Likely related people:

• steipete: Current blame and commit metadata for the CLI parser, runner, and OpenAI Codex backend point to recent maintainer work across the affected code path. (role: recent maintainer / likely follow-up owner; confidence: high; commits: 0e19167a6b98, 1fbd8e9dfbd1, cf1991d27deb; files: src/agents/cli-output.ts, src/agents/cli-runner/execute.ts, src/agents/cli-runner.ts)
• mvanhorn: Authored the focused prior PR with structured sandbox-denied JSONL detection, a sandbox_denied failover reason, and regression tests for this issue. (role: closed unmerged implementation candidate author; confidence: high; commits: 15b25584b029, 374504914898, 6ebd0459848a; files: src/agents/cli-output.ts, src/agents/cli-runner.ts, src/agents/failover-error.ts)
• 0xtangping: Contributed the adjacent Codex CLI sandbox-default change that reduced the default trigger but did not address exit-0 semantic failure classification. (role: adjacent contributor; confidence: medium; commits: e46bbd2cf65d, 5b257c65d5a7; files: extensions/openai/cli-backend.ts, src/agents/cli-backends.test.ts, CHANGELOG.md)

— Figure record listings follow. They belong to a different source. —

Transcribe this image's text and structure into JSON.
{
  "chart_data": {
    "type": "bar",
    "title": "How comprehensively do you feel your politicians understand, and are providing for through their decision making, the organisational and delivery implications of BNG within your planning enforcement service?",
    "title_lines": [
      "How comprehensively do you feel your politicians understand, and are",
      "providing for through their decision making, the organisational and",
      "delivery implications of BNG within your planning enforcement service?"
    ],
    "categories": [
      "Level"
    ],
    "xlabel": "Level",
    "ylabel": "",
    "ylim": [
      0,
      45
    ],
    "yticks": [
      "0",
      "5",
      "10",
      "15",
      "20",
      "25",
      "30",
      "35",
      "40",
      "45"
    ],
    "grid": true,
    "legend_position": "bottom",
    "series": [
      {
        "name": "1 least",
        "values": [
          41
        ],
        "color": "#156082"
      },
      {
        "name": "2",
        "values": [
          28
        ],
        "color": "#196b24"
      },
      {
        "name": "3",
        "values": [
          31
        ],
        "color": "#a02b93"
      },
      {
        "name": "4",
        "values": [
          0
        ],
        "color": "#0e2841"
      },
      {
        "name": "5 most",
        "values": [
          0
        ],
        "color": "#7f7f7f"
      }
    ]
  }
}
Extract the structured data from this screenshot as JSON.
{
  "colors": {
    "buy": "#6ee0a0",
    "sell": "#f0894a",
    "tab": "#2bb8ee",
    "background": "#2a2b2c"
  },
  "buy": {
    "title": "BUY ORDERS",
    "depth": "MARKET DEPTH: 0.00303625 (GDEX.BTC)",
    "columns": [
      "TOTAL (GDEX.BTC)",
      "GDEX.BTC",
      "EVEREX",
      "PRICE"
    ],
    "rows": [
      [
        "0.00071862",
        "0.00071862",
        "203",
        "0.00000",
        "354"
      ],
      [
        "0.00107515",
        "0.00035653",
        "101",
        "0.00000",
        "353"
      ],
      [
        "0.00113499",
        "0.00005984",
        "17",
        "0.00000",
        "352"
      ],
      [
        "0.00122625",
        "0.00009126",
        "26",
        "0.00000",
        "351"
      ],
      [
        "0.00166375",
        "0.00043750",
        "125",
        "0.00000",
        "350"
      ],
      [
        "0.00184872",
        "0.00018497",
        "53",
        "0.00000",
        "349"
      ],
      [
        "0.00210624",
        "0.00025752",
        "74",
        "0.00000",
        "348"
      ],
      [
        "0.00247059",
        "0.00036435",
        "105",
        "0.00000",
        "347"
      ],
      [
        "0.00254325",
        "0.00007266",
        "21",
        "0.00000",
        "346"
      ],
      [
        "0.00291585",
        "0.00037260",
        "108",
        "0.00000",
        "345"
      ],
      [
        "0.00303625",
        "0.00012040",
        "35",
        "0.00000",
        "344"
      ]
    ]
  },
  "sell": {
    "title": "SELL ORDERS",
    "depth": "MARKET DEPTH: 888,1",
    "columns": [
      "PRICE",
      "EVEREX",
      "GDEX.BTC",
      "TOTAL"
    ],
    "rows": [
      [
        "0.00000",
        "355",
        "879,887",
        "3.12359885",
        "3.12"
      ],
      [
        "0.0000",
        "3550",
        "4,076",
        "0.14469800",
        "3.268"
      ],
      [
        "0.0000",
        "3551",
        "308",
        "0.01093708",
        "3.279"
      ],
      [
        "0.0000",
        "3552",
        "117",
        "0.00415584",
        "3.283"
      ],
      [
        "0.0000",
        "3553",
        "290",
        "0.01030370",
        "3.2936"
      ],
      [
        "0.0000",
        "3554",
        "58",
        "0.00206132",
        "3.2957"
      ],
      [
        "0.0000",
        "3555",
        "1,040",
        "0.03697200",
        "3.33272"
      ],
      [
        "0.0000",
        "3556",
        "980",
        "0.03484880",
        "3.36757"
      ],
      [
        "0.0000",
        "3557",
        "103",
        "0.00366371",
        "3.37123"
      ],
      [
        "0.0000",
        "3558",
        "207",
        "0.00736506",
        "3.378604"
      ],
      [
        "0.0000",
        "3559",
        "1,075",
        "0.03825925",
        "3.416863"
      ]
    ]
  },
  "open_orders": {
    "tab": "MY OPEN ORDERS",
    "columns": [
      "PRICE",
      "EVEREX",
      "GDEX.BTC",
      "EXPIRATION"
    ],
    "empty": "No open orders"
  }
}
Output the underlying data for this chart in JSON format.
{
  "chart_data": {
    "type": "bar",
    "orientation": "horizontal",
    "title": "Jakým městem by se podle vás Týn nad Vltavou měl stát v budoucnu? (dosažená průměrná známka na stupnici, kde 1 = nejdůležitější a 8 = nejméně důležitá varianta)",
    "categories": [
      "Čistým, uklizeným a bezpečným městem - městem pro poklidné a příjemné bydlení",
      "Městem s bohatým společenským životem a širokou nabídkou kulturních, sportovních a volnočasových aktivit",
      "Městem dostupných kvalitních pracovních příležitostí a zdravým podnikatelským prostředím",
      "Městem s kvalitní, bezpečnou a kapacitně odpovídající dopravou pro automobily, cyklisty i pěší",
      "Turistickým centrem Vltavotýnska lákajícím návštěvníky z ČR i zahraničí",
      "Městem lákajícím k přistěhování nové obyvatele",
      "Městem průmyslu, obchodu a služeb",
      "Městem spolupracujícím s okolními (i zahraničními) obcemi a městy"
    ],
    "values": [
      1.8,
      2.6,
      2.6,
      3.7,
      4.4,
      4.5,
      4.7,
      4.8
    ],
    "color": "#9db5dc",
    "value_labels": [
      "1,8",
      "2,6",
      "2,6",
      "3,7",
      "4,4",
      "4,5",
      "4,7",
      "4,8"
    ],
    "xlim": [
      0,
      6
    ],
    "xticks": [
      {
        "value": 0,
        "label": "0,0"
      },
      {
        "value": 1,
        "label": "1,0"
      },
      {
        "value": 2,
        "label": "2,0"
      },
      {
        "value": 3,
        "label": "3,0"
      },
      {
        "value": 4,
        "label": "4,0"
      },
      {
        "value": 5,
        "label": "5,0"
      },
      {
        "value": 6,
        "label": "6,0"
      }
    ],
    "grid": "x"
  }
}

Remaining risk / open question:

• A repair should validate the current Codex JSONL denial event shape from a live run or saved fixture so detection matches structured fields without false-positive scanning ordinary assistant prose.
• Adding sandbox_denied touches failover status and auth-profile failure policy; the fix should keep it local/terminal and avoid poisoning provider auth health.

Codex review notes: model gpt-5.5, reasoning high; reviewed against 0e19167a6b98.